‘Moral compass’ takes Boise veteran, a former Green Beret, to Ukraine to train forces
Just months ago, Nick Maimer was living in his home on the Boise Bench.
Now he is halfway around the world, spending his days in the muddy fields outside Kyiv, training Ukrainian civilians how to fight off Russian soldiers.
The story behind how a Treasure Valley native found himself there hinges on a Facebook message.
Maimer, 44, moved to Spain to teach English two months before Russian President Vladimir Putin ordered an invasion of Ukraine, a former Soviet Union republic, in late February. Watching from the other side of Europe, he said he felt a “calling” to find a way to help.
“I think this is one of the most clear-cut unjust invasions in recent history,” Maimer said in a phone interview with the Idaho Statesman. “It’s really obvious to everybody that it’s an unjustified invasion. So I felt like my moral compass just pointed me towards it.”
And the Idahoan felt he had something to offer Ukrainians.
Before retiring in 2018, he spent 20 years in the military, eventually becoming a Green Beret. He said he was confident that he could help train people who suddenly found themselves having to defend their homes, property and cities.
He said many of his friends and family in Idaho didn’t understand his desire to wade into a war zone, though.
“Oh, there was lots of concern,” Maimer said. “… But I’ve run into New Zealanders, Frenchmen and various Americans. I think there’s just people that kind of have that calling.”
His family shipped his combat gear to Poland, Maimer said, and he eventually reached out to the nonprofit AFGFree — which was working to get supplies into Ukraine and help people evacuate — to see if they could use his help. He and AFGFree founder Perry Blackburn, a retired lieutenant colonel, began messaging on Facebook and bonding over having both served in the U.S. Army Special Forces.
Blackburn was looking for someone with military training to help assess new members of Ukraine’s Territorial Defense Force.
“The best guy to help was someone who I’d never met before,” Blackburn said. “I got ahold of Nick and said, ‘Hey, brother, come on out here and look at this training and let’s see what we can do.’”
Improving training for Ukrainian volunteers
The New York Times described the Defense Force as a branch of the Ukrainian army made up of volunteers who were just going to protect residents but now are being sent farther afield to fight.
“Volunteers who had signed up to defend hometowns now find themselves deployed to the front,” The Times reported. “Sometimes they are trained only once they arrive because that’s where the available weapons are.”
Blackburn said the shift to sending Defense Force members to more serious combat zones meant Ukraine needed to improve training. Members of the military asked Blackburn to help. After Maimer joined him, the two veterans said they started out by assessing new recruits to find gaps in combat knowledge. And they said sometimes the training was as simple as showing people how to fire a gun.
“Some of them have some experience, some of them don’t,” Blackburn said. “Some of them are just civilians that were anything from teachers, doctors, lawyers one day, and now they’re foot soldiers next.”

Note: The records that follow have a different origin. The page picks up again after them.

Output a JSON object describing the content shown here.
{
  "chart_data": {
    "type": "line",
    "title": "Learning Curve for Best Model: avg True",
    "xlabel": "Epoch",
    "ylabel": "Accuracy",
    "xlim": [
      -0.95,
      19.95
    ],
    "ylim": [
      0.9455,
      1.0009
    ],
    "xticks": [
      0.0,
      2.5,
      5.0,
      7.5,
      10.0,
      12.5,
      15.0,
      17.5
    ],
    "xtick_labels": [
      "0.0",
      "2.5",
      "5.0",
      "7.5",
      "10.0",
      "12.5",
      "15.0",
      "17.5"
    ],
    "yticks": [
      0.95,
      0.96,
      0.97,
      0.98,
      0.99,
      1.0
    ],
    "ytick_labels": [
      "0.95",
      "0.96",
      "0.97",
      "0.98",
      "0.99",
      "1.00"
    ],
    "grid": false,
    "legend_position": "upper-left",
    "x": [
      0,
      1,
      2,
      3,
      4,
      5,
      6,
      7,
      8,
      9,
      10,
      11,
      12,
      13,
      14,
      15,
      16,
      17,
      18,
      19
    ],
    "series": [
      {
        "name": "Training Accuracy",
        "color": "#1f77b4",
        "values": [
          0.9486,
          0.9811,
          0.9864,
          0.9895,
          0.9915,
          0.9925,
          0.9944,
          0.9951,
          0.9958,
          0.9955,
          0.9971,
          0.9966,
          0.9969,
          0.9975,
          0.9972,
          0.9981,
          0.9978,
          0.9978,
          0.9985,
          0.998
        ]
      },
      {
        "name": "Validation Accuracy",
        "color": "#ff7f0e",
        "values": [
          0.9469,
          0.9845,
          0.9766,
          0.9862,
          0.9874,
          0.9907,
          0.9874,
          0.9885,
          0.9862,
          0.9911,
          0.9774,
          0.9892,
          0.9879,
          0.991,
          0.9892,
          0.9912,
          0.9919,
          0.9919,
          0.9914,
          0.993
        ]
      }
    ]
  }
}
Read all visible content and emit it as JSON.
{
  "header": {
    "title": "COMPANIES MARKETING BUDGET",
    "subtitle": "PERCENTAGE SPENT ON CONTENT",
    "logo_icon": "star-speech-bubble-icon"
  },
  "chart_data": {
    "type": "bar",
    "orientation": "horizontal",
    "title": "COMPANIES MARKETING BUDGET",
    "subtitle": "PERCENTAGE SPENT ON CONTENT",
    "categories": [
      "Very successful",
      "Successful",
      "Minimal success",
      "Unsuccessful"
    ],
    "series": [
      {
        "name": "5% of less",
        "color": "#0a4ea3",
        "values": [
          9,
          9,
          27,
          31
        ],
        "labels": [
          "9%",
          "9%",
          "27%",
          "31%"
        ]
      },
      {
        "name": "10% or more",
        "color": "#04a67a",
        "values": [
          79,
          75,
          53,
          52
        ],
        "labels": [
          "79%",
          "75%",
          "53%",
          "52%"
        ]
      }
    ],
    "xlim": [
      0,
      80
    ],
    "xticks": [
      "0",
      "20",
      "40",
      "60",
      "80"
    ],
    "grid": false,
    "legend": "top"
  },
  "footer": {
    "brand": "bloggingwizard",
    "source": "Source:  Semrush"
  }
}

Maimer and Blackburn have since started work on a more serious project: designing a three- to four-week Territorial Defense Force training program for the Ukrainian army to implement on a wider scale. They have presented it to commanders, but a decision on whether to implement it has not been made.
“If it works out for them, there will be thousands that will probably go through the program,” Blackburn said. “And Nick will help lead that program. Nick will be the one pivotal guy that has put that together.”
Maimer’s life now looks drastically different from his days working in Saint Alphonsus Health System’s IT department. He lives in a small apartment near Kyiv and said most of his day is taken up by training and course writing, meaning his “social life is nonexistent.” But he described his time working with the Ukrainian forces as “phenomenal.”
Maimer said he has been moved by Ukrainians’ generosity and willingness to learn.
“If there was one thing I would want Idahoans to know is that these aren’t really foreigners,” Maimer said. “These are humans, just the same as them. All they have to do is imagine the tragedy and pain they would feel if their homes were shelled and civilians were indiscriminately killed in the streets.”